At Nishad Khan P.L., we are always available for our clients. This is what sets us apart from most firms. Although we use paralegals to help us compile your documents, your attorney will ultimately be responsible for the work and thus, you will always have an opportunity to speak with an attorney. Our firm strives for customer service and our track record is proven by the many emails, letters, and calls we receive from satisfied clients.
In a nutshell, what sets Nishad Khan P.L. apart from other firms?
Our service. We truly go out of our way for our clients. Whether it means driving across the state, staying late or meeting our client at their house, we make sure that we go out of our way for our clients if we need to. Every member of our team is trained to do what it takes to make our clients happy.
What are the Differences Between a Real Estate Agent and a Real Estate Attorney?
Real Estate Agents can list your home, negotiate with the buyer’s agent, etc. and are not licensed to provide any legal advice. A Real Estate Attorney can provide the services of a Real Estate Agent and provide legal advice, depending on how the law firm is set up. An attorney can draft the contracts, oversees the closing, perform title and survey checks, negotiate with all parties as well as review all other documents relating to the transaction to ensure that it is legal.
Why do I need a Real Estate attorney when buying or selling property?
A Real Estate Attorney is licensed and trained to give legal advice relating to real property transactions whether it’s commercial or residential and can assist with resolving issues that may occur. A real estate attorney can handle and interpret any and all documents that relate to the transaction, for example, Mortgage contracts, Purchase & Sale contracts, HOA Declarations, Title Documents, Surveys, handle the closing and represent you throughout the entire purchase or sale process.

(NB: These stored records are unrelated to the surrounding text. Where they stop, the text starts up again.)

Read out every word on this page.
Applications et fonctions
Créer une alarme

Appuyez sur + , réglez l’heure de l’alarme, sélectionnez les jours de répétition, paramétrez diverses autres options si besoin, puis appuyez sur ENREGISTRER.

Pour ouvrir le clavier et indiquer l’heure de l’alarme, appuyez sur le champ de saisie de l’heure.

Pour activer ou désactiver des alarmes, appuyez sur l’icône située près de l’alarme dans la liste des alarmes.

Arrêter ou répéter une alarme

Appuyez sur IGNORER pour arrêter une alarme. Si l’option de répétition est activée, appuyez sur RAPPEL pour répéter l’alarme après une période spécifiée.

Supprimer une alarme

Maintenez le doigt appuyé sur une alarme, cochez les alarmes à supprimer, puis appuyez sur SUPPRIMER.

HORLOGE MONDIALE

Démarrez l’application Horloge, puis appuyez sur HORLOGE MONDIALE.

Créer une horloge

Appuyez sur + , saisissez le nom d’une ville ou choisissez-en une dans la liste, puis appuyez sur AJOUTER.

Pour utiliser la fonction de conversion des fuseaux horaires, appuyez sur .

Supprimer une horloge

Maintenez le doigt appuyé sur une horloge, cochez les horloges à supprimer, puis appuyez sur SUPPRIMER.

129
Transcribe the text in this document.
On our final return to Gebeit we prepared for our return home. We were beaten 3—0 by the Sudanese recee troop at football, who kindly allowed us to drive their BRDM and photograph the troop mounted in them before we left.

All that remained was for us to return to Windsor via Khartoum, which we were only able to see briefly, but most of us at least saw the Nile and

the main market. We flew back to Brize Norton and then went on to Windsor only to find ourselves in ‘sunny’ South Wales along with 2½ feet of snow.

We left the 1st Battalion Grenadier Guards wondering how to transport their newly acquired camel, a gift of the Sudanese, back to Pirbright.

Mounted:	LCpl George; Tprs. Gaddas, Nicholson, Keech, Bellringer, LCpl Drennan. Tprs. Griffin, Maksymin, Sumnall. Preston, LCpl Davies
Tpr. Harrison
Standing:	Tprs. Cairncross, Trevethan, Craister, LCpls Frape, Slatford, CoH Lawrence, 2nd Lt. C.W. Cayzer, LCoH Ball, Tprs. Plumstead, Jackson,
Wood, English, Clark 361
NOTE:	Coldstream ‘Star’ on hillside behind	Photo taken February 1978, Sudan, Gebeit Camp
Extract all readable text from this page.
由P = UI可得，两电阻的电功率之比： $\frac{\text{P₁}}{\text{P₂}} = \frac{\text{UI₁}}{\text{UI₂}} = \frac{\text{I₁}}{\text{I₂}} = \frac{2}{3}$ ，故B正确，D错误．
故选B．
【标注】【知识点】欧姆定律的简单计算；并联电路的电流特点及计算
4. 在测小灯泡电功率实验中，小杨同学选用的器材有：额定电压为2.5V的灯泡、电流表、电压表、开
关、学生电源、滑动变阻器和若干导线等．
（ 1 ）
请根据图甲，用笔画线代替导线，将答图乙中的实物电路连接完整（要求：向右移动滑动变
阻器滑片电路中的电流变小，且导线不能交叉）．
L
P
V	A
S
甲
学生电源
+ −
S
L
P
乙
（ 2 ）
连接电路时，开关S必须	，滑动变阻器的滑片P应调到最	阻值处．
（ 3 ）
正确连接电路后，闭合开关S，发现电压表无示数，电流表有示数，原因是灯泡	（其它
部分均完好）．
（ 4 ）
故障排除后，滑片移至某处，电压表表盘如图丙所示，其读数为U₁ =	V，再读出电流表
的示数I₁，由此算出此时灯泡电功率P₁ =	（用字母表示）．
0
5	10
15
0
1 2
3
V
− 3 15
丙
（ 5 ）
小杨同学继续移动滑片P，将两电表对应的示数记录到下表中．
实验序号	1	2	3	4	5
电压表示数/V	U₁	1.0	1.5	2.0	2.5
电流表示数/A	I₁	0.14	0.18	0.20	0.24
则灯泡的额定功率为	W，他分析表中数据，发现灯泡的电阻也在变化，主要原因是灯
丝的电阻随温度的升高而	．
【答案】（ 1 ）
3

Should I get a Property Survey when purchasing real property?
Yes, this is part of your Due Diligence when purchasing real property and can give you, the homeowner, confidence that the property complies with current local regulations. A Property Survey will help you to understand details of the property you are about to purchase and may highlight any potential discrepancies or boundary infringements as well as stipulations that come with it.
A property survey is very important whether you are buying a home, financing your home or constructing new projects. The survey defines the boundaries of the property, providing clarity as to the size of the property and where the land begins and ends. It includes a research of the history of the deed and title search to ensure there are no discrepancies as to ownership of the land. A surveyor will research the legal descriptions about the land and its history, and provide a sketch of the land, its boundaries and the different aspects that make up the property. A type of map is produced detailing the property’s legal boundaries, a written description of the property, the physical address, location of buildings and adjacent properties, as well as things like right of ways and easements so a homeowner can be aware of any shared yards or who may have a right of way to the street or alleyways, if any.
What Identification do I need to bring to my real estate Closing?
Typically, two forms of valid government-issued photo identification will be required at closing such as a State Issued Driver’s License, a State Issued Identification Card, a Passport, or a Valid US Military ID.